Einige sind echt antik. Andere stehen gern in Kaffeehäusern herum. Neuerdings auch in shared spaces und creative labs – die meisten jedoch fristen ein langweiliges Dasein in Büros von Beamten und Hofräten. Sogar der UHBP hat einen hinter der Tapetentür – munkelt man. Und da sind wir schon im Epizentrumder Macht.
Schreibtische – an sich ein Produkt, das man vom blaugelben Anbieter bis zum Exklusivmöbelhändler kaufen kann – mit kleinen und großen Unterschieden. An manchen von ihnen wird tatsächlich gearbeitet – an anderen Macht demonstriert. In mini tragen sie dazu bei, dass junge Menschen Schulaufgaben erledigen – manchmal rutscht ein Buntstift aus und gleitet – geführt von einer kleinen Hand munter über die Tischplatte – verwandelt echte oder unechte Oberflächen in Labyrinthe, aus denen man nur mit Zauberkraft entweichen kann-Phantasie in ihrer ursprünglichsten Form. Ältere Finger hacken meist nervös auf mehr oder weniger klappernden Tastaturen herum – die wenigsten Hände sind noch in der Lage schön zu schreiben – die kritzeln höchstens nervös Männchen oder noch nervöser Zahlen auf meist hässliche Unterlagen, die eine noch hässlichere Oberfläche vor Zerstörung schützen soll.

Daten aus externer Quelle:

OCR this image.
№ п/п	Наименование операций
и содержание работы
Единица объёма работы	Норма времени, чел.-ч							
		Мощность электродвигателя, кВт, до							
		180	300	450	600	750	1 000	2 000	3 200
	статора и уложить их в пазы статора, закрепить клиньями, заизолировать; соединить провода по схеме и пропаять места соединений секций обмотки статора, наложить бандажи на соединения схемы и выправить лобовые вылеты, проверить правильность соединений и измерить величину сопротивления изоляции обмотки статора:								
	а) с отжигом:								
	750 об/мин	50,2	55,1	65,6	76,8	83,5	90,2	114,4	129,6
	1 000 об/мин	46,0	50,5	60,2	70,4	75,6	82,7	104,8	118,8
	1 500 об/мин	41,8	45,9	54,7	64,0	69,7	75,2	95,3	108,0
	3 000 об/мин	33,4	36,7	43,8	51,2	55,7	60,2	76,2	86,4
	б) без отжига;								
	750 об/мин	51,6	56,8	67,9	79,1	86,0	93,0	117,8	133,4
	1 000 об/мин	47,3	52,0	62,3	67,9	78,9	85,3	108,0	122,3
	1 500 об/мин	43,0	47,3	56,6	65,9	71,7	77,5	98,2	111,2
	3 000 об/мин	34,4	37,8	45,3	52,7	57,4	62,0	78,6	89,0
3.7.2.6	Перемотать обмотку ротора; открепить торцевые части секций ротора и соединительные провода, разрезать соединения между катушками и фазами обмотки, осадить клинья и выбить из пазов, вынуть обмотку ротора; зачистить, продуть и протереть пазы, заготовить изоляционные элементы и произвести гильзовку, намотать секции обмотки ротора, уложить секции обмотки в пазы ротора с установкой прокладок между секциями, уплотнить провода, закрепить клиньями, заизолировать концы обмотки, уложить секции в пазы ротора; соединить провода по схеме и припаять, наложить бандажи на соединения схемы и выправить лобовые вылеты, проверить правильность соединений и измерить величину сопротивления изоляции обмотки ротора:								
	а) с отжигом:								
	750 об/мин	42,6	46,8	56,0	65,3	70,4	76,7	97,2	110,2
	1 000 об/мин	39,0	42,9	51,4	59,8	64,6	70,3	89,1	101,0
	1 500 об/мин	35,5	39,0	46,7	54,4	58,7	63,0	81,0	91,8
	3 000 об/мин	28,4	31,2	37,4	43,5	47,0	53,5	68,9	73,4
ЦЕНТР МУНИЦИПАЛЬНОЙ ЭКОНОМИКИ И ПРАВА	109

Schaut man sich mal um, gibt es auch technische Raffinessen bei Schreibtischen – hätte James Bond einen, könnte der sich wahrscheinlich zu Land, zu Wasser und in der Luft bewegen und hätte eine ewig junge Moneypenny eingebaut.... Da ja die Gesundheitsapostel immer wieder vor zu langem Herumsitzen warnen, gibt es Schreibtische, die man auch im Stehen bedienen kann – mit mechanischen oder – oha – auch elektrischen Aufzugsmotoren ausgestattet. Es gibt rechteckige Exemplare und geschwungene – manche lassen sich freiwillig aneinander ketten, um vielen Menschen nebeneinander und gegenüber Platz zu bieten- die befinden sich meist in Großraumbüros. Seit kurzem haben Banker der ERSTEN nicht mal mehr einen eigenen Schreibtisch – die setzen sich einfach an einen, der gerade frei ist wenn sie im Büro sind und nicht unterwegs. Schade eigentlich – denn ein wesentliches Merkmal von Schreibtischen sind ja die Dekorationen ober- und unterirdisch, an denen man dessen Nutzer erkennt. Familienfotos im Silberrahmen findet man eher im Chefbüro – der Boss zeigt was er hat und selten zu Gesicht bekommt. In anderen Abteilungen fristen Radios, mehr oder weniger lebendige Grünpflanzen, seltsame Stiftbecher mit noch seltsameren Aufschriften (Mäuse, Sprüche aus den 70igern) neben unübersehbaren Aktenstapeln, Ablagekästen aus vielfarbigem Kunststoff und Schalen mit Millionen Büroklammern ein trostloses Dasein beleuchtet von kaltem Neonlicht. Unterirdisch versammeln sich Lurch und Alltagsgegenstände in Schubladen. Tristesse.
Ich hab es ja gern anregend – bei mir sieht es immer mal wieder wild aus am Schreibtisch. Da stapeln sich Materialmuster neben Designjournalen, liegen Rechnungen neben meinem allwissenden Notizbuch. Es gibt aber immer freie Sicht auf den Bildschirm, die Tastatur ist ebenfalls unbelegt und dahinter spannt sich der Blick über ein paar Dächer ins Grüne bis zur Sophienalpe. Ein kleiner Eimer – rot mit weißen Punkten beherbergt mindestens 100 Stifte – bunte und solche mit Bleiminen, Scheren und ein paar Pinsel. Und daneben steht mein Lieblingskleber – Coccoina. Unschlagbarer Duft nach Mandeln – Suchtpotential seit Kindertagen. Hier ist meine Denkzentrale – die ernsthafte.
Manchmal denke ich auch draussen beim Unkrautjäten, das hat was Kontemplatives. Wenn mir Lösungen eingefallen sind, setze ich mich an den Schreibtisch. Es ist ein einsames Arbeiten das ich sehr schätze. Jahrzehnte in Angestelltenbüros waren eine gute Erfahrung – Arbeiten hier ist ein Vergnügen: eigener Schreibtisch, eigene Perspektive, eigene Projekte. Wenn die Ideen, am Schreibtisch gesponnen, aufgeschrieben und mit genialen Partnern umgesetzt funktionieren, weiß ich: UND ALLES WIRD GUTh!